A quick coaching point on Vernon Davis’ first TD vs. the Lions. Whenever you see an offense motion the FB out of the core to a No.1 alignment, the ball is going inside. That is called “waste motion.” Widen the defense and create an inside matchup. Exactly what the 49ers did when they ran a Smash-7 (corner) concept to get Davis up the field for the TD.

The Jags didn’t have an answer for the Texans’ defense and we should have expected that. Houston’s front seven is legit and they can play man-coverage in the secondary. That gives you options as a defensive play caller. Blaine Gabbert isn’t going to make plays vs. this defense just yet.

Rams’ fans should be excited about Sam Bradford after the 31-28 win over the Redskins. The St. Louis QB was able to work the ball to WR Danny Amendola (15-160-1TD) in the underneath zones of the Washington defense and despite making a bad decision in the red zone he finished with over 300-yards and a 3 TDs.
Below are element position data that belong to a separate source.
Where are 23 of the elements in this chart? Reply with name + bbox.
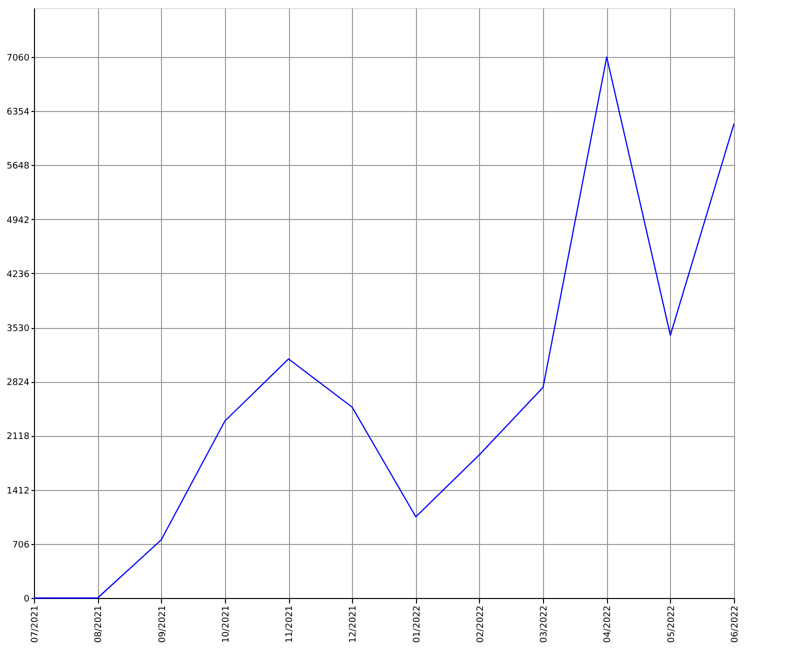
y-tick-label: 7060 <box>6 54 30 64</box>
y-tick-label: 706 <box>12 540 30 550</box>
x-tick-label: 12/2021 <box>348 606 359 643</box>
x-tick-label: 04/2022 <box>603 606 614 643</box>
x-tick-label: 09/2021 <box>158 606 168 643</box>
x-tick-label: 11/2021 <box>285 606 296 643</box>
x-tick-label: 01/2022 <box>412 606 422 643</box>
y-tick-label: 0 <box>24 594 30 604</box>
x-tick-label: 05/2022 <box>666 606 677 643</box>
x-tick-label: 02/2022 <box>476 606 486 643</box>
y-tick-label: 5648 <box>6 162 30 172</box>
y-tick-label: 4942 <box>6 216 30 226</box>
y-tick-label: 2824 <box>6 378 30 388</box>
x-tick-label: 10/2021 <box>221 606 232 643</box>
x-tick-label: 07/2021 <box>30 606 40 643</box>
x-tick-label: 08/2021 <box>94 606 104 643</box>
y-tick-label: 1412 <box>6 486 30 496</box>
y-tick-label: 2118 <box>6 432 30 442</box>
x-tick-label: 06/2022 <box>730 606 740 643</box>
y-tick-label: 3530 <box>6 324 30 334</box>
y-tick-label: 4236 <box>6 270 30 280</box>
x-tick-label: 03/2022 <box>540 606 550 643</box>
y-tick-label: 6354 <box>6 108 30 118</box>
The Redskins are making smart decisions with RGIII in the game plan when they are in the red zone. Look at the Zone Read out of the Pistol offense or the QB Lead Draw from a 2x2 spread alignment. Add in the movement (boot, sprint) you are accustomed to seeing in a Shanahan offense, and there is a reason Griffin is producing. Put him in a position to succeed.

Both Ryan Tannehill and Brandon Weeden played much better football in their second starts. Give them time—and reps. That’s the goal with rookies at the quarterback position. The more game experience they have, the more opportunity to learn and develop the skill set necessary to produce.